STATE OF NORTH CAROLINA
v
.
Mecklenburg County
No. 00 CRS 36243, 36244
JAMES WILLIAMS GASTSON,
Defendant.
Attorney General Roy Cooper, by Special Deputy Attorney
General W. Dale Talbert, for the State.
William B. Gibson for defendant-appellant.
EAGLES, Chief Judge.
James Williams Gastson (defendant) appeals from judgment
entered on jury verdict finding him guilty of resisting a public
officer and trafficking in cocaine. After careful consideration of
the briefs and record, we discern no error.

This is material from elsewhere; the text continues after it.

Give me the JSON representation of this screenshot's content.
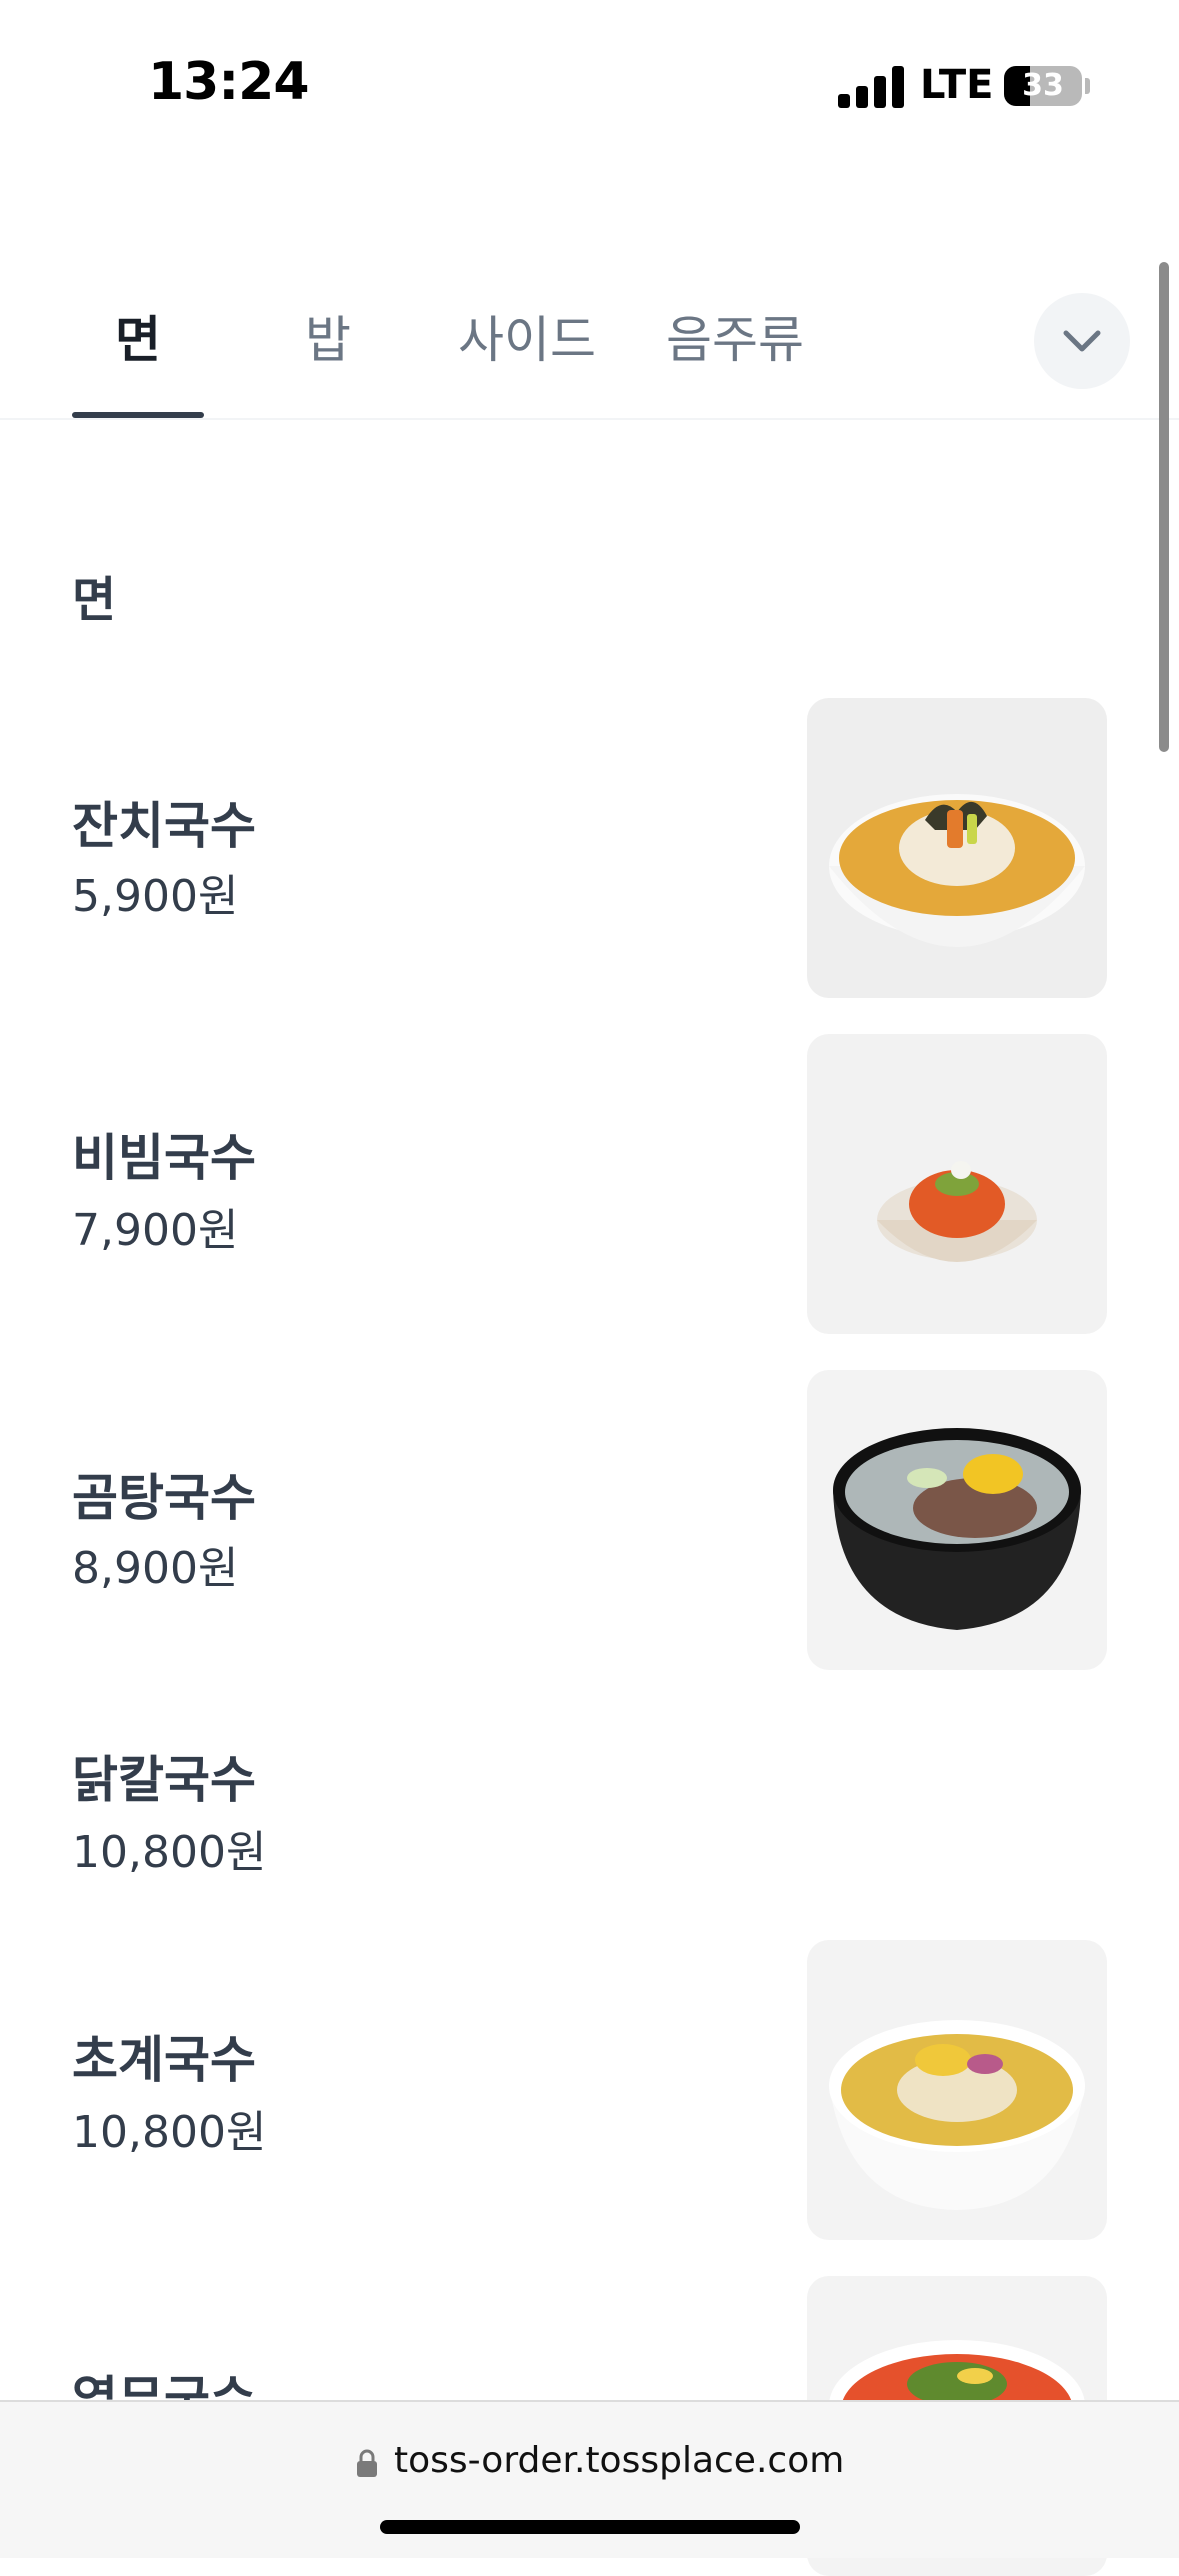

At trial, the State's evidence tended to show that the
Charlotte-Mecklenburg Police Department received complaints about
drug traffic at Almay Court, an apartment complex in Mecklenburg
County, for approximately two to three months. On 23 August 2001,
after receiving some complaints about drug activity, the Charlotte-
Mecklenburg Police Department performed a drug sweep at Almay
Court. Officer Ernest Chipman (Officer Chipman) testified thata drug sweep is when [w]e just go out and any possible suspects
that we come up with, we see if we can get a consent to search to
see if we can find any drugs. At approximately 12:30 a.m., an
unmarked police car drove through the Almay Court area to determine
if people were outside. Officer Chipman and other police officers
then began to walk into Almay Court from behind the apartment
buildings while marked police cars drove into the area and parking
lots. Defendant was standing in a parking lot at Almay Court and
there were five other people standing approximately fifteen to
twenty feet from defendant. There was one car parked on the side
of the road and a person was standing and leaning into the car
talking to an occupant of the car.
As the marked police cars drove into Almay Court, Officer
Chipman saw defendant start to run toward the back of an apartment
building. Officer Chipman ran after him and yelled for defendant
to stop. Defendant continued to run but responded, [w]hy do I
need to stop. As defendant attempted to climb over a fence,
Officer Chipman grabbed defendant and pulled him off the fence.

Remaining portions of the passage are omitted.